The principles of PAVE require training new engineers to continue of the
advancement of biomedical innovations. Johns Hopkins University teaches
students how to overcome health care challenges based on performance and cost
by placing them in the most difficult health care environments, according to
Youseph Yazdi, executive director of the Center for Bioengineering Innovation
& Design at Johns Hopkins.
“PAVE recognizes the need to invest and train a cadre of engineers
to apply the principles of value-driven engineering, namely, clinical utility,
reduced complexity and demonstration of cost savings to an exciting next
generation of U.S. device innovation,” Douglas said during the press
conference. — by Renee Blisard
For more information:
Austen BioInnovation Institute in Akron. White paper. Value-driven
engineering for US global competitiveness: A call for a national platform to
advance value-driven engineering. June 2011.

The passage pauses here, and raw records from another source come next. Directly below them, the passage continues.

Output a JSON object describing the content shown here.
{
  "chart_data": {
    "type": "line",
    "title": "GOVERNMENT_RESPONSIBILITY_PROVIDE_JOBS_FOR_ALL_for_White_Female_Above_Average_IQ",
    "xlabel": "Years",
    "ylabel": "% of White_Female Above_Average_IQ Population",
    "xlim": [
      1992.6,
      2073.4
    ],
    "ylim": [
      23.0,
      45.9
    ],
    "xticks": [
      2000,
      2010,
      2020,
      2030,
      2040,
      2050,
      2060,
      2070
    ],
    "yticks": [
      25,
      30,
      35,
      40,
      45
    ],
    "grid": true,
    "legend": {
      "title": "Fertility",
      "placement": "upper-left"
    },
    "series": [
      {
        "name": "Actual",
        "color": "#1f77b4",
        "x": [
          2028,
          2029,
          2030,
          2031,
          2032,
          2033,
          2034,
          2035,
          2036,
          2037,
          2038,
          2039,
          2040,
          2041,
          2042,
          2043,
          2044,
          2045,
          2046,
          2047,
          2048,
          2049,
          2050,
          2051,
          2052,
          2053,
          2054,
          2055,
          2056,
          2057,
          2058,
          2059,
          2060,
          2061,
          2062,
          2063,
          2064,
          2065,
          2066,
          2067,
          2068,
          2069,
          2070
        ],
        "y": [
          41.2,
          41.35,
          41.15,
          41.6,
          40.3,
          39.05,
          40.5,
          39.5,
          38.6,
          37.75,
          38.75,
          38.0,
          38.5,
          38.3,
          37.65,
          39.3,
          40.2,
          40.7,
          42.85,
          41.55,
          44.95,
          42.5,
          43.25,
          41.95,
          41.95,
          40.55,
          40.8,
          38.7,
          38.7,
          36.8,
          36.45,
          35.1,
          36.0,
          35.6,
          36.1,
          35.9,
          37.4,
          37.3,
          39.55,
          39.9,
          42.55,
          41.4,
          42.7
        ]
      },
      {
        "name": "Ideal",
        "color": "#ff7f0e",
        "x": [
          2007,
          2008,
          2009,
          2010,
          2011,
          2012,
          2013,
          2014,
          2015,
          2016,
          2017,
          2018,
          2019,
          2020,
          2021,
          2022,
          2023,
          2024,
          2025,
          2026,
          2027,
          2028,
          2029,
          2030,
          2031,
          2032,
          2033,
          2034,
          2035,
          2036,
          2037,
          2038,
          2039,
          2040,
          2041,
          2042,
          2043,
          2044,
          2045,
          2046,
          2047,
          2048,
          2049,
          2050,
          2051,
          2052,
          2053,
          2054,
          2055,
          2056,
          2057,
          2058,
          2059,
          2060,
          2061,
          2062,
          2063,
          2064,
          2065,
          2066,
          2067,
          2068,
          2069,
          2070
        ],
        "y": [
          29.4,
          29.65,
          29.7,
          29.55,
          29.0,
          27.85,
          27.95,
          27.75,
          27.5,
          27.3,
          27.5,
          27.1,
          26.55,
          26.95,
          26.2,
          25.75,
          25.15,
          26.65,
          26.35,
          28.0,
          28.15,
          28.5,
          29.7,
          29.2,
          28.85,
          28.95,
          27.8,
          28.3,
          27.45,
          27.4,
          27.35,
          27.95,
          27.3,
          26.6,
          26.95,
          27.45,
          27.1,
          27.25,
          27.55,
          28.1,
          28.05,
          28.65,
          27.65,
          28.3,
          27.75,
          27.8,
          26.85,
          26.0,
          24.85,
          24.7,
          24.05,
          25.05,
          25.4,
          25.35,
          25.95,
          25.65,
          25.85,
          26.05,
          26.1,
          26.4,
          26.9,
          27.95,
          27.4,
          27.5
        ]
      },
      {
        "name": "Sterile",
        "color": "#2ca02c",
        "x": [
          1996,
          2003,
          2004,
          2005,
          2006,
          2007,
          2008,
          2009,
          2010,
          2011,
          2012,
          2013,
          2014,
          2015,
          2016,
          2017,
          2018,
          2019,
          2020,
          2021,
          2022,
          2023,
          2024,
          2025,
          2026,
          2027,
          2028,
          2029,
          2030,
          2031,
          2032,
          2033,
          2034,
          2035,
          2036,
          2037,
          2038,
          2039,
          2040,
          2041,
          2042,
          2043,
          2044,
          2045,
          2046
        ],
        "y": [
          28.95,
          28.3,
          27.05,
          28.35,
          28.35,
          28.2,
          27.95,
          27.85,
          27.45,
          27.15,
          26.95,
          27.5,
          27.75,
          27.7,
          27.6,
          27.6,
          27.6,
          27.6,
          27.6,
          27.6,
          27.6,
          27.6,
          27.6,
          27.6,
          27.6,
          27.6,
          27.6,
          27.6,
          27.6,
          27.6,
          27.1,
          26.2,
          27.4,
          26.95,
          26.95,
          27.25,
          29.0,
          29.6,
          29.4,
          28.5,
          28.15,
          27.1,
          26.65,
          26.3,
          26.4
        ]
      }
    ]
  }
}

www.abiakron.org/vde. Accessed
June 22, 2011
The embodiment of the white paper calls for the development of a
national platform to ensure that creative and innovative steps are taken to
maintain the United States’ lead in developing safe, cost-effective and
clinically beneficial medical devices. In 2009, orthopedic products accounted
for more than $37 billion in global sales, with the United States enjoying 60%
of this market. This is a percentage that is being challenged by evolving
technological bases in Asia, India and Brazil where manufacturing costs are
significantly less than our own and product reliability is increasing. The
quandary facing the United States is how this challenge will be met.
A. Seth Greenwald |
The current hurdles do not lie just with innovation, but in the
processes of regulation and reimbursement. It is debilitating to corporations
who incur not only product development and manufacturing costs, but the add-ons
imposed by surrogates knowledgeable in product approval pathways, agency
application fees, product excise taxes and liability protection as well as the
time lag between concept and product sale. The white paper is an attempt to
recognize these challenges and encourage the government to begin developing a
long-term strategy that involves the education of future innovators, the
investment of dollar support to promote innovation, the continuous realignment
of government policy that assists global competitiveness, as well as the search
to identify markets and needs.
At the end of the day, value-driven engineering should continue as it is
engrained in the American psyche to be the “firstest with the
mostest” but the stakes are much higher. We must not be a nation of
innovators only to have the endpoint products manufactured elsewhere or not at
all.
— A. Seth Greenwald, DPhil
(Oxon)
Orthopaedic Research Laboratories, Cleveland
Disclosure:
Greenwald has no relevant financial disclosures.